SALT LAKE CITY -- Community service may become a way for some Medicaid recipients to pay for their services.
House Bill 211, sponsored by Rep. Ronda Rudd Menlove, R-Garland, was passed 56-14 Wednesday by the House. It now goes to the Senate for further consideration.
Menlove said the bill would allow for a pilot program and would include only Medicaid recipients who are unemployed and between the ages 19 and 64.
The pilot program would include fewer than 100 participants. Results of the pilot program would be evaluated before further implementation.
"The side benefit is, we will have volunteers in areas that are needed, like in schools and other areas where we have had serious budget cuts," Menlove said.
But Rep.

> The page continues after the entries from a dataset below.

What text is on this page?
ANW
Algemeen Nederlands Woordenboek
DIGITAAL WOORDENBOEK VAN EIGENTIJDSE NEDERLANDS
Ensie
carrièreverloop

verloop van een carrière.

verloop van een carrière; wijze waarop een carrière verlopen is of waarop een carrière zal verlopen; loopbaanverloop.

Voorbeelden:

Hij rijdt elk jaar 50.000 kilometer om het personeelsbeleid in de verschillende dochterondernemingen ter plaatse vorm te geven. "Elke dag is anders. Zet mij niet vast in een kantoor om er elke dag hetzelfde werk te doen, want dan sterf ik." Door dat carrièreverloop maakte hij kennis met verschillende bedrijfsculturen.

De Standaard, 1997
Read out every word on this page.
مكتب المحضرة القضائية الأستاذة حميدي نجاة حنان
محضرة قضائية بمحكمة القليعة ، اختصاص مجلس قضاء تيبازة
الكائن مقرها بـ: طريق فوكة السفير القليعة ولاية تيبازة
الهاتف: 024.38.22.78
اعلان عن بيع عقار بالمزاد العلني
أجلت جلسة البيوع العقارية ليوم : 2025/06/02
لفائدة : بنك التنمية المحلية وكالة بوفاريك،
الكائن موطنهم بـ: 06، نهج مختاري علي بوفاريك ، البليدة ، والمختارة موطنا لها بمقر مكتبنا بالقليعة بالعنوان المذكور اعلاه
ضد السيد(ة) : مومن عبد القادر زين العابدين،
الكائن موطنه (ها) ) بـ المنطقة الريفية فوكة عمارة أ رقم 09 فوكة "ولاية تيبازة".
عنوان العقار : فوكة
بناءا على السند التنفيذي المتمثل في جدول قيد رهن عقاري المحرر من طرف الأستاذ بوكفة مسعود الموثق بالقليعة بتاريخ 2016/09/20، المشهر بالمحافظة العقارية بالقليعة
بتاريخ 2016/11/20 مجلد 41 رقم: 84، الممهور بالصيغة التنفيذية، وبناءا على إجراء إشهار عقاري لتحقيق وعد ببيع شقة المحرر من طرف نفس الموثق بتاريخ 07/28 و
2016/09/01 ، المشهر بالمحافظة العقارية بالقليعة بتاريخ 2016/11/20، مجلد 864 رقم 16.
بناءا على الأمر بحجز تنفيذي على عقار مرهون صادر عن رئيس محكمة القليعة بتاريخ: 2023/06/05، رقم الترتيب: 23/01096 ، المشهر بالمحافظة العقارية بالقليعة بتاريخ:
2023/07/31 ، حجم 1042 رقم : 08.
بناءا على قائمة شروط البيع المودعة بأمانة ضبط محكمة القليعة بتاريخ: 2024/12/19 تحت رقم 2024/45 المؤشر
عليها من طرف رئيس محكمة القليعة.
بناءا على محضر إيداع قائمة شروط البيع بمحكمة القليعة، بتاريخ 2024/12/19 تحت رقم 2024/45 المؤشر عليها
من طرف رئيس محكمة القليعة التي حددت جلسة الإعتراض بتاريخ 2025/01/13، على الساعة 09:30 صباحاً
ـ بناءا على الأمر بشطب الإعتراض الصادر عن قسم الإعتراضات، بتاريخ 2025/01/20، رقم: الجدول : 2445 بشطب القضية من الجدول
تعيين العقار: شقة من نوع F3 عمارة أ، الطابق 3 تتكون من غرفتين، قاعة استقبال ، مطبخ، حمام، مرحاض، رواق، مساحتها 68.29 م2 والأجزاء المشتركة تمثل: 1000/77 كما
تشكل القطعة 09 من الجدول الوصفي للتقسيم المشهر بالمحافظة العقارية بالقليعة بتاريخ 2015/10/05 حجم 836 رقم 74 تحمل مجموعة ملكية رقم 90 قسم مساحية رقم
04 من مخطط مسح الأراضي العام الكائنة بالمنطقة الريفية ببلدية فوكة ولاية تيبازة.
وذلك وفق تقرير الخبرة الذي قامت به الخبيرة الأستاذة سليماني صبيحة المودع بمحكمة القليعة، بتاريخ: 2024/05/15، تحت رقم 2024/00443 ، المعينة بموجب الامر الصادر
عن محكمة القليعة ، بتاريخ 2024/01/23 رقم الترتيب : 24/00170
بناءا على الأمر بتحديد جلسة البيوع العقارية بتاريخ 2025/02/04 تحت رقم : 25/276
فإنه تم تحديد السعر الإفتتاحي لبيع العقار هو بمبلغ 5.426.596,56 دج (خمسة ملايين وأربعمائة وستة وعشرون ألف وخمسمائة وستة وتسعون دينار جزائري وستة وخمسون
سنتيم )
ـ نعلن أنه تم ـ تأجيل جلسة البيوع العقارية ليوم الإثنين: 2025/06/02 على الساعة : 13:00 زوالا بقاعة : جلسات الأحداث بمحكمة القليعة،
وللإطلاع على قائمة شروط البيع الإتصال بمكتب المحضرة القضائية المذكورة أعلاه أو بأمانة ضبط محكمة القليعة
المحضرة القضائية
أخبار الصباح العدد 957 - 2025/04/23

David Litvack, D-Salt Lake City, said requiring community service could deter people who need Medicaid from signing up.
Menlove said it shouldn't deter people from signing up because some of those who do receive Medicaid already have to pay a co-payment, and this would be in lieu of a co-payment.
Litvack asked if there are other public agencies that require community service from those who receive services.
Menlove said the court system allows defendants to perform community service in lieu of paying fines.
Litvack said he understands the intent behind the bill, but about 57 percent of those who use Medicaid do work. They do not have health insurance because either their employer does not offer it or it is too expensive.
"You're penalizing an individual or family for the failure of the health care system," Litvack said.
Rep. Holly Richardson, R-Pleasant Grove, spoke in favor of the bill, saying it offers an incentive for those on Medicaid to get off.